Business Law

John M. Angerer guides clients throughout the laws and regulations that govern businesses in California.  Business Formation can be confusing and cumbersome...there are forms upon forms, tax questions, and issues pertaining to liability. Mr. Angerer can set your mind at ease and give you the guidance and representation necessary to set your business on a solid legal foundation.

If you are forming a business or have questions pertaining to contracts, contact John M. Angerer today to learn how we can help you get started on the right track.

Advice you can count on: At the law office of John M. Angerer we work closely with clients to:

     Evaluate contracts

     Determine business formations

     Understand tax structures and their implications

     Provide business counseling after a business is up and running

Starting a business can be complicated...we know from personal experience!  When you're faced with confusing, intricate forms the last thing you want to do is chase down the attorney you hired to help you understand what you should do.

Over 25 Years of Experience!

At the law office of John M. Angerer that won't happen.  Our independence as a private law office means we treat our clients like our own family. We are easy to reach and make customers satisfaction our number one priority.  We've built our law practice on referrals from previous clients... a system that has worked for over 25 years.

Choice of Business Entity

Formation

Partnership– Needs no documents, papers, filings, or formal procedure to be created; although unexpected results may occur if not done formally.

Limited Partnership--Requires a written document setting forth certain facts which must be filed with the proper governmental authority.

Corporation--Formed by filing articles of incorporation with the secretary of state in the state of incorporation with other organizational documents kept at the principal place of business.

S Corporation--Same as corporations, plus election with taxing authorities.

LLC-Formed by the filing of the proper documents, usually called Articles of Organization, with the proper governmental agency for the state chosen by you.

Operation/Management

Partnership--Generally operated and managed by its partners equally.

Limited Partnership--Limited partners may not participate in the control of the business without becoming personally liable for the debts and obligations of the limited partnership.

Corporation/S Corporation--Usually has a centralized management hierarchy in the form of a board of directors and corporate officers.

LLC--Does not have to be operated by its members and can instead have centralized management. The LLC can elect officers who operate and manage the LLC, but who are not owners of the LLC. Further, management of the LLC is not necessarily equal among the members but allocated in proportion to the members' capital contributions.

Liability

Partnership--All general partners are jointly and severally liable for the partnership's debts and obligations. They also have the duty to provide full disclosure and duty to act as a fiduciary to the other partners.

Limited Partnership--At least one partner must be a general partner (can be a corporation) who can be held personally liable for the debts and obligations of the partnership.

Corporation--Protection is provided from personal liability to its owners against third parties for the corporation's debts and obligations, provided the owner does not personally guarantee or accept liability for those debts and obligations and maintains separateness.
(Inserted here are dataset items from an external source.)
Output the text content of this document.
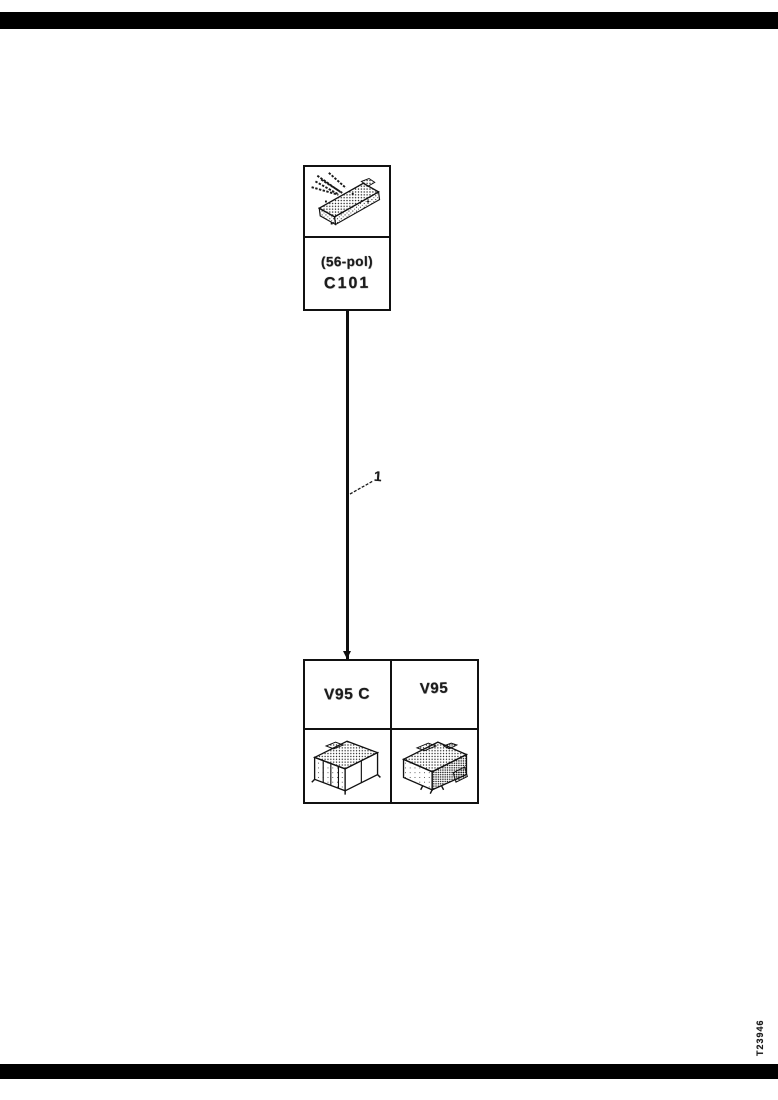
(56-pol)
C101
1
V95 C	V95
T23946
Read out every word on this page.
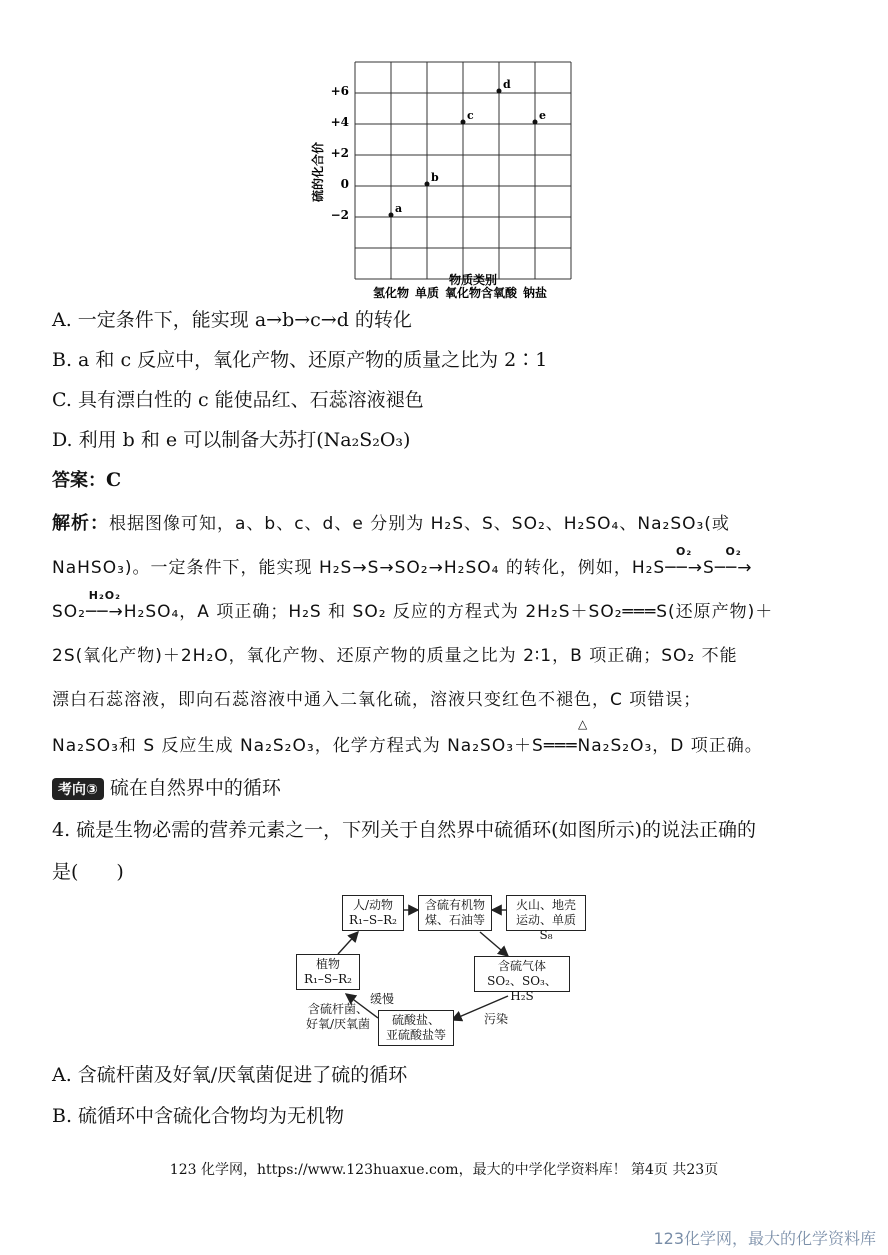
+6
+4
+2
0
−2
氢化物 单质 氧化物 含氧酸 钠盐
a
b
c
d
e
硫的化合价
物质类别
A. 一定条件下，能实现 a→b→c→d 的转化
B. a 和 c 反应中，氧化产物、还原产物的质量之比为 2∶1
C. 具有漂白性的 c 能使品红、石蕊溶液褪色
D. 利用 b 和 e 可以制备大苏打(Na₂S₂O₃)
答案：C
解析：根据图像可知，a、b、c、d、e 分别为 H₂S、S、SO₂、H₂SO₄、Na₂SO₃(或
NaHSO₃)。一定条件下，能实现 H₂S→S→SO₂→H₂SO₄ 的转化，例如，H₂S
O₂
──→S
O₂
──→
SO₂
H₂O₂
──→H₂SO₄，A 项正确；H₂S 和 SO₂ 反应的方程式为 2H₂S＋SO₂═══S(还原产物)＋
2S(氧化产物)＋2H₂O，氧化产物、还原产物的质量之比为 2∶1，B 项正确；SO₂ 不能
漂白石蕊溶液，即向石蕊溶液中通入二氧化硫，溶液只变红色不褪色，C 项错误；
Na₂SO₃和 S 反应生成 Na₂S₂O₃，化学方程式为 Na₂SO₃＋S═══Na₂S₂O₃，D 项正确。
△
考向③ 硫在自然界中的循环
4. 硫是生物必需的营养元素之一，下列关于自然界中硫循环(如图所示)的说法正确的
是(　　)
人/动物
R₁–S–R₂
含硫有机物
煤、石油等
火山、地壳
运动、单质S₈
植物
R₁–S–R₂
含硫气体
SO₂、SO₃、H₂S
硫酸盐、
亚硫酸盐等
缓慢
含硫杆菌、
好氧/厌氧菌	污染
A. 含硫杆菌及好氧/厌氧菌促进了硫的循环
B. 硫循环中含硫化合物均为无机物
123 化学网，https://www.123huaxue.com，最大的中学化学资料库！ 第4页 共23页
123化学网，最大的化学资料库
S Corporation--Generally, is identical to regular corporations in all respects. LLC--The members are not personally liable for the LLC's debts and obligations unless the members specifically agree to be liable or the state statute provides for liability by the LLC members.

Tax Treatment

Partnership--Generally, receive flow-through tax treatment at both the federal and state levels.

Limited Partnership--Generally, receive flow-through tax treatment at both the federal and state levels, however calculation of at-risk differs.

Corporation--Being an entity separate from its shareholders, a corporation is subject to income taxation at the federal and state levels. Further, distributions from the corporation to its shareholders are also subject to taxation.

S Corporation--Receives flow-through tax treatment for federal tax purposes. Thus, all gains and losses are not taxed at the entity level but are passed through to the owners who recognize the gains and losses and are responsible for the taxes.

LLC--Depending upon the state law, a LLC, even it qualifies for federal flow-through treatment, may still be taxed as a separate entity.

Termination

Partnership--Need not file a document or follow a formal procedure to terminate, however for liability protection, notices are recommended.

Limited Partnership--Limited partners (not general partners) may withdraw and/or assign their entire interest in the partnership at any time without causing the limited partnership to dissolve unless the limited partnership agreement states otherwise.

Corporation--Generally, a corporation automatically continues indefinitely until it is terminated by the filing of dissolution papers with the proper authority.

S Corporation--Is identical to regular corporations, and thus is terminated in the same fashion as a regular corporation.

LLC--Need not terminate but can continue indefinitely if the LLC's structure is set up that way.

Which Business Format is Right for You?

As noted above, each type of business entity can be distinguished from the others in a variety of ways. It is up to you after consulting with a knowledgeable advisor, to decide which organizational format will best serve your needs.